At today's Daily Telegraph:
'Oxford University Press has removed words like "aisle", "bishop", "chapel", "empire" and "monarch" from its Junior Dictionary and replaced them with words like "blog", "broadband" and "celebrity". Dozens of words related to the countryside have also been culled.
The publisher claims the changes have been made to reflect the fact that Britain is a modern, multicultural, multifaith society.
But academics and head teachers said that the changes to the 10,000 word Junior Dictionary could mean that children lose touch with Britain's heritage.'
First, let's look at some of the words added in:
Blog, broadband, MP3 player, voicemail, attachment, database, export, chatroom, bullet point, cut and paste, analogue.
Celebrity, tolerant, vandalism, negotiate, interdependent, creep, citizenship, childhood, conflict, common sense, debate, EU, drought, brainy, boisterous, cautionary tale, bilingual, bungee jumping, committee, compulsory, cope, democratic, allergic, biodegradable, emotion, dyslexic, donate, endangered, Euro.
Apparatus, food chain, incisor, square number, trapezium, alliteration, colloquial, idiom, curriculum, classify, chronological, block graph.
Now let's take a peek at the ones taken out:
Carol, cracker, holly, ivy, mistletoe.
Dwarf, elf, goblin.
Abbey, aisle, altar, bishop, chapel, christen, disciple, minister, monastery, monk, nun, nunnery, parish, pew, psalm, pulpit, saint, sin, devil, vicar.
Coronation, duchess, duke, emperor, empire, monarch, decade.
Adder, ass, beaver, boar, budgerigar, bullock, cheetah, colt, corgi, cygnet, doe, drake, ferret, gerbil, goldfish, guinea pig, hamster, heron, herring, kingfisher, lark, leopard, lobster, magpie, minnow, mussel, newt, otter, ox, oyster, panther, pelican, piglet, plaice, poodle, porcupine, porpoise, raven, spaniel, starling, stoat, stork, terrapin, thrush, weasel, wren.
Acorn, allotment, almond, apricot, ash, bacon, beech, beetroot, blackberry, blacksmith, bloom, bluebell, bramble, bran, bray, bridle, brook, buttercup, canary, canter, carnation, catkin, cauliflower, chestnut, clover, conker, county, cowslip, crocus, dandelion, diesel, fern, fungus, gooseberry, gorse, hazel, hazelnut, heather, holly, horse chestnut, ivy, lavender, leek, liquorice, manger, marzipan, melon, minnow, mint, nectar, nectarine, oats, pansy, parsnip, pasture, poppy, porridge, poultry, primrose, prune, radish, rhubarb, sheaf, spinach, sycamore, tulip, turnip, vine, violet, walnut, willow.

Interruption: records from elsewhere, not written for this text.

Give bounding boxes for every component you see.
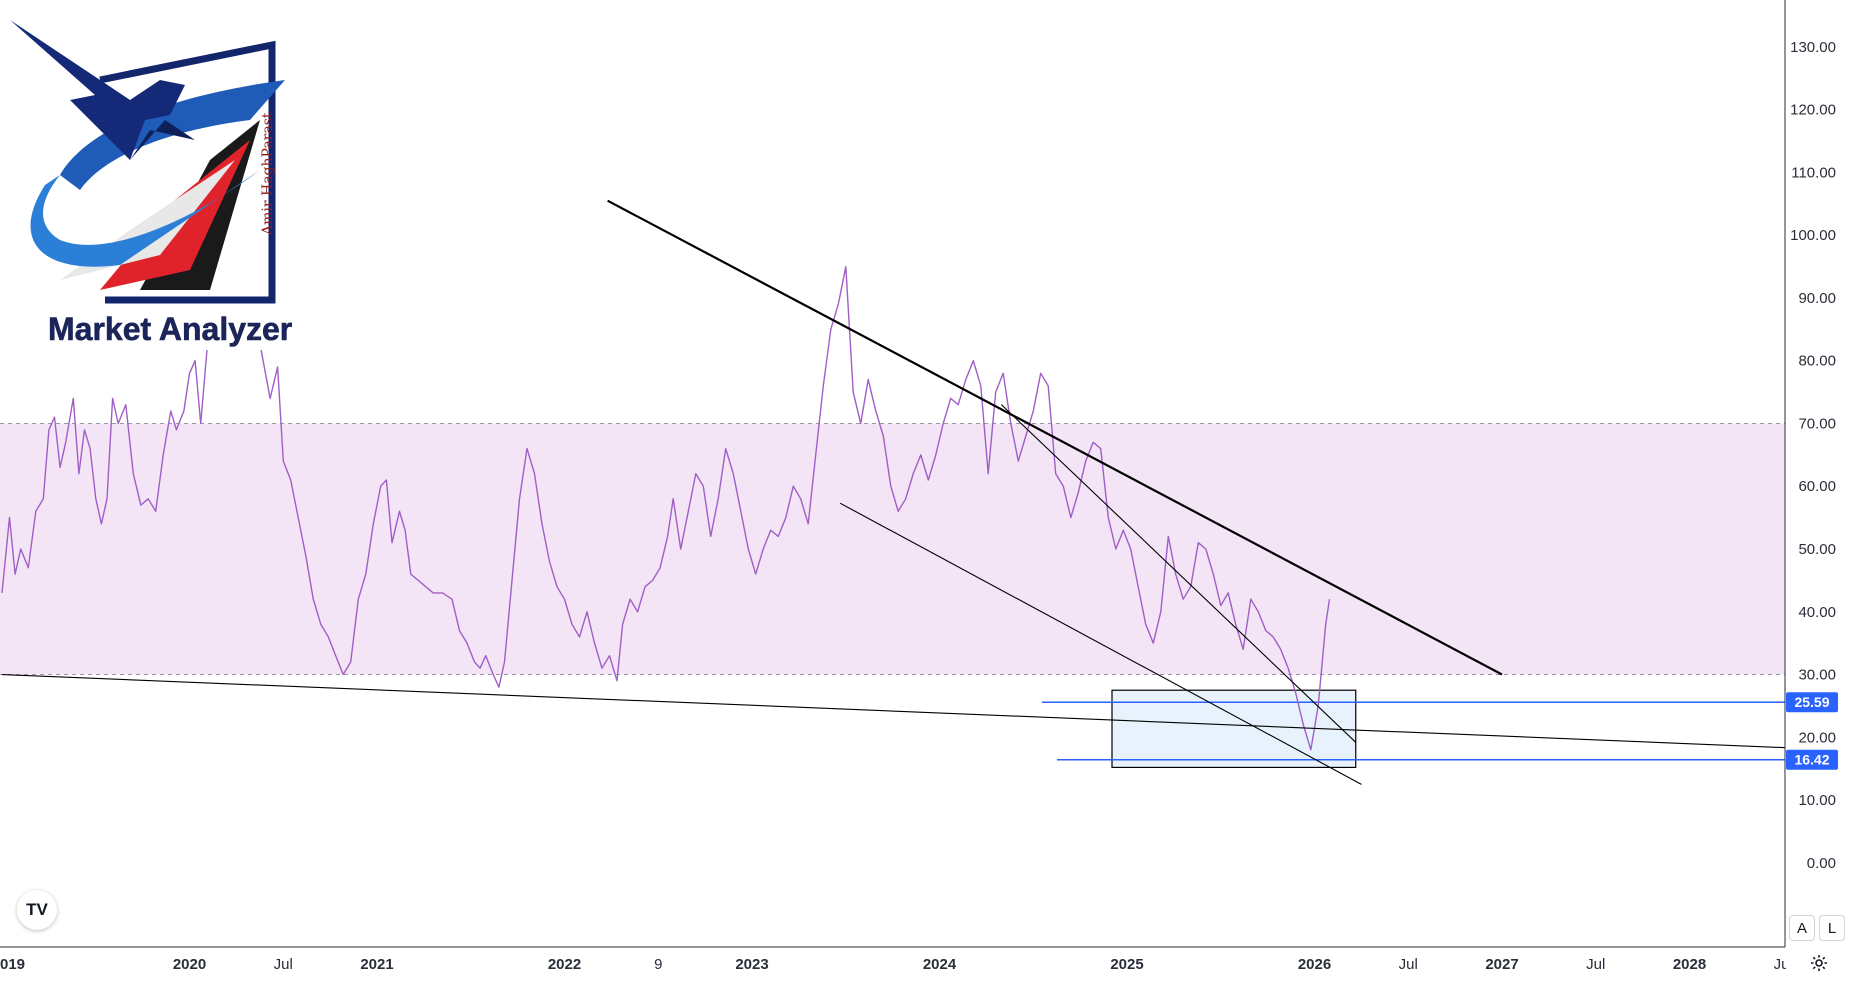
price-badge-label: 25.59 (1794, 694, 1829, 710)
y-tick-label: 50.00 (1798, 541, 1836, 558)
x-tick-label: 2024 (923, 956, 957, 973)
y-tick-label: 90.00 (1798, 290, 1836, 307)
x-tick-label: 019 (0, 956, 25, 973)
y-tick-label: 130.00 (1790, 39, 1836, 56)
x-tick-label: Jul (274, 956, 293, 973)
trendline (1, 673, 1793, 749)
y-tick-label: 110.00 (1791, 164, 1836, 181)
log-scale-button[interactable]: L (1819, 915, 1845, 941)
x-tick-label: Jul (1399, 956, 1418, 973)
y-tick-label: 10.00 (1798, 792, 1836, 809)
y-tick-label: 80.00 (1798, 353, 1836, 370)
x-tick-label: 9 (654, 956, 662, 973)
y-tick-label: 100.00 (1790, 227, 1836, 244)
x-tick-label: 2023 (735, 956, 768, 973)
y-tick-label: 120.00 (1790, 102, 1836, 119)
price-badge-label: 16.42 (1794, 752, 1829, 768)
x-tick-label: 2021 (360, 956, 393, 973)
y-tick-label: 0.00 (1807, 855, 1836, 872)
time-axis-background (0, 947, 1785, 990)
rsi-band (0, 422, 1785, 676)
brand-logo: Amir HaghParast Market Analyzer (0, 0, 300, 350)
y-tick-label: 60.00 (1798, 478, 1836, 495)
brand-name: Market Analyzer (48, 311, 292, 347)
x-tick-label: 2028 (1673, 956, 1706, 973)
rsi-series (1, 265, 1331, 751)
price-axis-background (1785, 0, 1850, 990)
x-tick-label: 2020 (173, 956, 206, 973)
price-badge (1786, 692, 1838, 713)
y-tick-label: 30.00 (1798, 667, 1836, 684)
y-tick-label: 70.00 (1798, 415, 1836, 432)
settings-button[interactable] (1806, 950, 1832, 976)
trendline (607, 199, 1503, 676)
trendlines (1, 199, 1793, 785)
rsi-band-fill (0, 423, 1785, 675)
x-tick-label: 2025 (1110, 956, 1143, 973)
gear-icon (1811, 955, 1827, 971)
x-tick-label: 2027 (1485, 956, 1518, 973)
y-tick-label: 40.00 (1798, 604, 1836, 621)
y-tick-label: 20.00 (1798, 729, 1836, 746)
time-axis[interactable]: 019 2020 Jul 2021 2022 9 2023 2024 2025 2026 Jul 20… (0, 946, 1850, 990)
auto-scale-label: A (1796, 919, 1807, 937)
brand-signature: Amir HaghParast (260, 112, 276, 236)
log-scale-label: L (1827, 919, 1837, 937)
trendline (1000, 404, 1357, 743)
auto-scale-button[interactable]: A (1789, 915, 1815, 941)
trendline (839, 502, 1362, 785)
rsi-line (1, 265, 1331, 751)
price-axis[interactable]: 130.00 120.00 110.00 100.00 90.00 80.00 70.00 6… (1784, 0, 1850, 990)
x-tick-label: 2022 (548, 956, 581, 973)
x-tick-label: Jul (1586, 956, 1605, 973)
tradingview-logo-button[interactable]: TV (17, 890, 57, 930)
price-badges: 25.59 16.42 (1786, 692, 1838, 770)
price-badge (1786, 749, 1838, 770)
tradingview-logo-icon: TV (26, 900, 48, 919)
x-tick-label: 2026 (1298, 956, 1331, 973)
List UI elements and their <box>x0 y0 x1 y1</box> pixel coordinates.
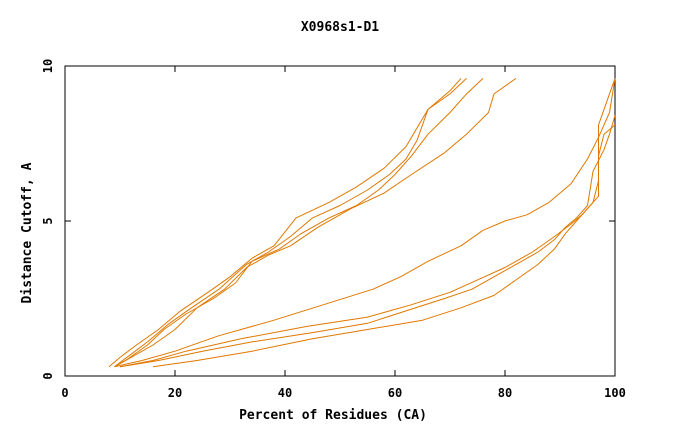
series-line-1 <box>108 78 462 368</box>
x-tick-label: 100 <box>604 386 626 400</box>
series-line-5 <box>114 78 616 368</box>
y-tick-label: 10 <box>41 59 55 73</box>
x-tick-label: 80 <box>498 386 512 400</box>
y-axis-label: Distance Cutoff, A <box>20 162 35 303</box>
y-axis: 0 5 10 <box>41 59 615 380</box>
x-tick-label: 0 <box>61 386 68 400</box>
x-axis: 0 20 40 60 80 100 <box>61 66 626 400</box>
y-tick-label: 0 <box>41 372 55 379</box>
x-tick-label: 60 <box>388 386 402 400</box>
series-line-8 <box>152 78 616 368</box>
series-line-2 <box>114 78 467 368</box>
x-tick-label: 20 <box>168 386 182 400</box>
chart-title: X0968s1-D1 <box>301 20 379 35</box>
series-group <box>108 77 616 368</box>
series-line-7 <box>119 115 616 368</box>
x-axis-label: Percent of Residues (CA) <box>239 408 427 423</box>
x-tick-label: 40 <box>278 386 292 400</box>
series-line-3 <box>114 78 484 368</box>
series-line-4 <box>114 77 517 368</box>
y-tick-label: 5 <box>41 217 55 224</box>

Now let's use a few words the OUP felt fit to add to the Junior Dictionary to address them on the day of their reckoning:
Dear Oxford University Press,
As we live in an evermore digital world, you appear to want to remain in analogue mode with your changes to the Junior Dictionary, more narrowband than broadband. They have created debate and conflict; caused high emotion in response; and are considered by some to be an act of vandalism on an English language resource for those in childhood. Sadly, your incisors have sliced out a whole raft of beautiful plants and animals making the words as biodegradable as the living things. What is democratic and tolerant about the removal of so many words relating to Christianity, in an era of multiculturalism? How can we expect to export a citizenship of bilingual talent in the future when words in each language are interdependent and the children of today will be exposed to a drought of words in English?
Your current policy appears to be allergic to growth in the English language and does not promote a sense of attachment to our home shores and heritage in the young.
But, above all, your lack of common sense – and I wonder how you have defined this expression in the Junior Dictionary – leads to the wealth of words we have in the English dictionary becoming an endangered species for the young, brainy or not. This will only serve to place us further down the food chain in terms of education on the world stage. We need more boisterous ambitions than just to take the English language and classify the curriculum in terms of the colloquial only. (With no apologies for the alliteration, there.)
I urge you to think again before your next update, to negotiate on the creep of political-correctness that appears to have fixed fast in your apparatus. In fifty years’ time, I hope for all our sakes that your actions now do not become a cautionary tale then. Perhaps you could try a compulsory committee of bungee jumping exercises to bounce some sense into your heads?
Yours faithfully,
Crimeficreader
P.S. And with all reference to aisles and pews, pulpits and parishes, psalms and sins removed from today’s Junior Dictionary, how are our children going to appreciate the re-runs of The Vicar of Dibley in 50 years time? I bet David Attenborough is feeling miffed too.